Wednesday, February 24, 2010

Toronto Star: Last Train Home: The high price of low-priced Chinese goods

originally posted at The Toronto Star:

by Jason Anderson
February 24, 2010


An emotionally wrenching portrait of migrant workers in China, Last Train Home has already become one of the most acclaimed Canadian documentaries in recent years.

The winner of prizes at film festivals in Amsterdam, Whistler and Montreal, it plays Wednesday at the Isabel Bader Theatre as part of the Human Rights Watch series before starting a regular theatrical run on Friday.

Director Lixin Fan – who will be on hand for questions at tonight's screening – is in Toronto for his film's local premiere. As the 33-year-old Chinese-Canadian filmmaker explained in an interview, this city has particular significance to him as it was the first stop in his own immigration story.

"I was passing over Scarborough while I was flying into Pearson this morning," said Fan, who is now based in Montreal. "That was the area where when I came in spring of 2006 – I lived in a basement there as a freshly landed immigrant. Being on the plane today and seeing all those houses and buildings, I did get emotional. It's been quite a journey for me personally in the past four years."

Before immigrating to Canada, Fan worked as a journalist for the Chinese broadcaster CCTV. Keeping a foot both in the official sphere and the world of independent filmmakers more willing to be critical of the state, Fan also edited To Live Is Better Than to Die, a documentary on the impact of AIDS on a rural Chinese community that was banned at home after winning several awards abroad.

Unsure of how to begin his career in Canada after landing in Toronto, he chanced upon news of a spotlight on China at that year's edition of Hot Docs. A fortuitous meeting with Montreal director Yung Chang and producer Mila Aung-Thwin led to his involvement in a documentary they were planning. The result was Chang's film Up the Yangtze, which went on to become one of the most successful Canadian documentaries of all time.

"That was only three months after I landed," Fan said, "so I really feel like I was one of the fortunate ones in the big immigrant army trying to find their dreams in Canada."

But given the many ironies of life in our globalized economy, it's not so strange that this new immigrant would repeatedly return to his previous home. Part of Fan's goal was to pay tribute to those who he believes have helped fostered the "glamorous development" that China has today yet have reaped little of the benefit.
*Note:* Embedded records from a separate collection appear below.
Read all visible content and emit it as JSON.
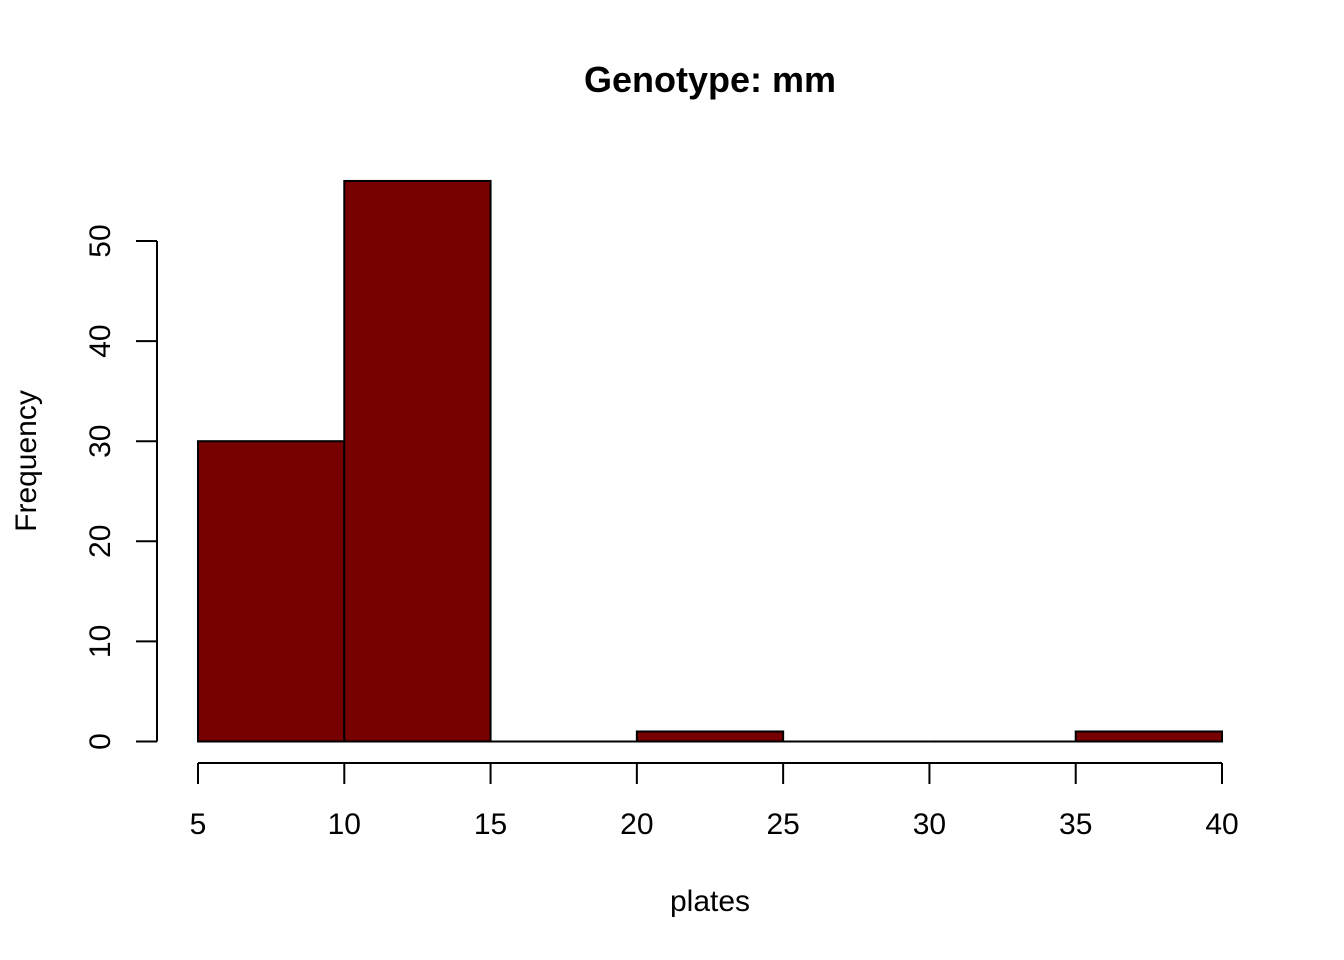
{
  "chart_data": {
    "type": "bar",
    "subtype": "histogram",
    "title": "Genotype: mm",
    "xlabel": "plates",
    "ylabel": "Frequency",
    "bins": [
      {
        "from": 5,
        "to": 10,
        "count": 30
      },
      {
        "from": 10,
        "to": 15,
        "count": 56
      },
      {
        "from": 15,
        "to": 20,
        "count": 0
      },
      {
        "from": 20,
        "to": 25,
        "count": 1
      },
      {
        "from": 25,
        "to": 30,
        "count": 0
      },
      {
        "from": 30,
        "to": 35,
        "count": 0
      },
      {
        "from": 35,
        "to": 40,
        "count": 1
      }
    ],
    "xlim": [
      5,
      40
    ],
    "ylim": [
      0,
      56
    ],
    "x_ticks": [
      5,
      10,
      15,
      20,
      25,
      30,
      35,
      40
    ],
    "y_ticks": [
      0,
      10,
      20,
      30,
      40,
      50
    ],
    "bar_color": "#770000",
    "border_color": "#000000",
    "grid": false,
    "legend": "none"
  }
}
"The migrant workers are great contributors to China's prosperity," he said. "They're the people who made it possible. Yet they don't necessarily get what they deserve; there's not enough social care or social support for this group."

Fan and his small crew spent almost three years documenting the lives of Changhua and Sugin Zhang, two factory workers in the industrial city of Guangzhou. Like tens of millions of workers, they toil to support children and other family members left back home in China's impoverished rural areas.
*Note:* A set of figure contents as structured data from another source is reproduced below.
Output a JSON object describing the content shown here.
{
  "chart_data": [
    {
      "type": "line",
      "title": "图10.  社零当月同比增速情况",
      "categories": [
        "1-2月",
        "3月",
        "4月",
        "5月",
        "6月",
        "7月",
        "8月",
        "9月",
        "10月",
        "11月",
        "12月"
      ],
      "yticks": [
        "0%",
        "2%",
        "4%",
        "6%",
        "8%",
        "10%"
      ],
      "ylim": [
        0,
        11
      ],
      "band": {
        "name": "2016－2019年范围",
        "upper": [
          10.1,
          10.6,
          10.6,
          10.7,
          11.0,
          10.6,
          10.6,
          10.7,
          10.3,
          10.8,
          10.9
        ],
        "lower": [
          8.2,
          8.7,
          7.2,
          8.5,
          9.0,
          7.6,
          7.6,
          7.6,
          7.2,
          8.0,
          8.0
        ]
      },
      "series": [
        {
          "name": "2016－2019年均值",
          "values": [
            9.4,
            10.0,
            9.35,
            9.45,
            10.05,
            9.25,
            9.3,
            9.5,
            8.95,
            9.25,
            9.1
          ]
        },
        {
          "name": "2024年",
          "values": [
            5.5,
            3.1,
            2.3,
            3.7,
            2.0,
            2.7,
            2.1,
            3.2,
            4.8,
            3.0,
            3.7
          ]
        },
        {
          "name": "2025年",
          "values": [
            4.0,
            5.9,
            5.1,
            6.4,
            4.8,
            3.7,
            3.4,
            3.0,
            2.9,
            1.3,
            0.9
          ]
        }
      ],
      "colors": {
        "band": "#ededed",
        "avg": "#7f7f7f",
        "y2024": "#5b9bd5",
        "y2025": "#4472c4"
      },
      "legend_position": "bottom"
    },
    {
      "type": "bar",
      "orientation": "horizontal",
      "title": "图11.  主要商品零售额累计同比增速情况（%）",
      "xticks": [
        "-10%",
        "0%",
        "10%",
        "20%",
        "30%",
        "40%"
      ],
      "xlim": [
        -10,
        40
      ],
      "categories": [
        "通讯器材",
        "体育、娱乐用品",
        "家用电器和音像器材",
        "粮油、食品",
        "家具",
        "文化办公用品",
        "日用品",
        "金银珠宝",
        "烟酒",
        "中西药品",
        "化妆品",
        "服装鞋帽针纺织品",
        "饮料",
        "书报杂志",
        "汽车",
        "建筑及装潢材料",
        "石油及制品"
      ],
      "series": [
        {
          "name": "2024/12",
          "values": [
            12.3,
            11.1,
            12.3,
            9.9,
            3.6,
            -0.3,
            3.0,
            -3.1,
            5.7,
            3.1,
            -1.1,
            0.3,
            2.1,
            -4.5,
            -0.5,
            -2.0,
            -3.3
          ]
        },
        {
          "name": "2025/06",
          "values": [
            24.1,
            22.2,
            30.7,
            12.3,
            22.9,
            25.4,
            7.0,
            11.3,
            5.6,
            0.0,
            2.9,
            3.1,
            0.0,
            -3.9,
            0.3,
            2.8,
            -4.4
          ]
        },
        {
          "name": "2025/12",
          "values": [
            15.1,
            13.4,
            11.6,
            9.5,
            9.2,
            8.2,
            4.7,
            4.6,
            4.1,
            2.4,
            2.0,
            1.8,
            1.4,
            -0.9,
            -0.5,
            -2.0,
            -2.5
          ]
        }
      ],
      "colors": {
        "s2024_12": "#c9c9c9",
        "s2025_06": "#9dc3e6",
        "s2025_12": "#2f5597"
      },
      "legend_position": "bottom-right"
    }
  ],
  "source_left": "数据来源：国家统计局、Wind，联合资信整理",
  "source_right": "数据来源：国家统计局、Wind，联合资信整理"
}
Fan said creating the film had more to do with waiting than shooting. "My crew and I would go to the factory day after day and just sit with the parents and talk to them about their day and their lives," he said. "We'd sleep on the piles of clothing they made and waited until they got off work, usually at midnight. We tried to blend in and gain the amount of trust we needed. That really helped to make our way into their lives and hearts."

Then there were the surreal and gruelling scenes at the local train station, where huge mobs of desperate workers spend a week or more trying to start their journeys home to celebrate Chinese New Year, often their only chance to see their families in the entire year.
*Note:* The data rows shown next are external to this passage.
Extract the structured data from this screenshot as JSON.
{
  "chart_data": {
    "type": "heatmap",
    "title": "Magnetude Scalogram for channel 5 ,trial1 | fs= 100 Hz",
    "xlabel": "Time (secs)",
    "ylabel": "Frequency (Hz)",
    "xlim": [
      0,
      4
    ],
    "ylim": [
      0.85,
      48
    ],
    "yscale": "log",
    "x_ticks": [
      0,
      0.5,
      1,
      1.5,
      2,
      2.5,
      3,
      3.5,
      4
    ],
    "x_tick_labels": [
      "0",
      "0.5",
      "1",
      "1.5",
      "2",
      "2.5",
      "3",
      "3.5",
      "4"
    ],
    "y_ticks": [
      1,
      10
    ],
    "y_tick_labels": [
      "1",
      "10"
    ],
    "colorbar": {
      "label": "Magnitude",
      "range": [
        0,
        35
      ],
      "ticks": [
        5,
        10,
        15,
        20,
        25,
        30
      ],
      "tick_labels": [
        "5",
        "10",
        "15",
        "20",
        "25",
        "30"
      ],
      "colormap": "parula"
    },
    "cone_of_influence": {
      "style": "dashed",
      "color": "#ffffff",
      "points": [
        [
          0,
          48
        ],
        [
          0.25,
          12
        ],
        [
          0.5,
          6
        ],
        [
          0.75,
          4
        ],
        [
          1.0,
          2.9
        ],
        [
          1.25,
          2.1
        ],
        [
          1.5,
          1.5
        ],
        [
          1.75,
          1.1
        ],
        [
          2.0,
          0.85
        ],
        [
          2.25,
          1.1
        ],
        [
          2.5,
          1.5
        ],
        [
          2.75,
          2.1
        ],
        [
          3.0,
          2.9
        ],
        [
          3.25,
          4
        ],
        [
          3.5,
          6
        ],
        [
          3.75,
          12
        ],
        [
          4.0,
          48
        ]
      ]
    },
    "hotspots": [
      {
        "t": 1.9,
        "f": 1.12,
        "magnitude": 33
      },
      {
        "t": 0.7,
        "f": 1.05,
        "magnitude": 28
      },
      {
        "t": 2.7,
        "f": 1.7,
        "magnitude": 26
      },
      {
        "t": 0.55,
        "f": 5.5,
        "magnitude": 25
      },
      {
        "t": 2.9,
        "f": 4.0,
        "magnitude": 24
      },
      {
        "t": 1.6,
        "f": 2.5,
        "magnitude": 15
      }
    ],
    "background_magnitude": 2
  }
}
Fan believes that Last Train Home's often raw emotional content is the biggest reason why audiences are connecting with his film so strongly. "I think the story is really universal," he said. "On a personal level, it's a family story. It's something that could happen anywhere in the world so people can easily relate. On another level, audiences do realize after watching the film that the lives of migrant workers have a very close relationship with our lives in the developed world. It's very easy for us to ignore the real price behind the cheap price tag of the products we consume every day."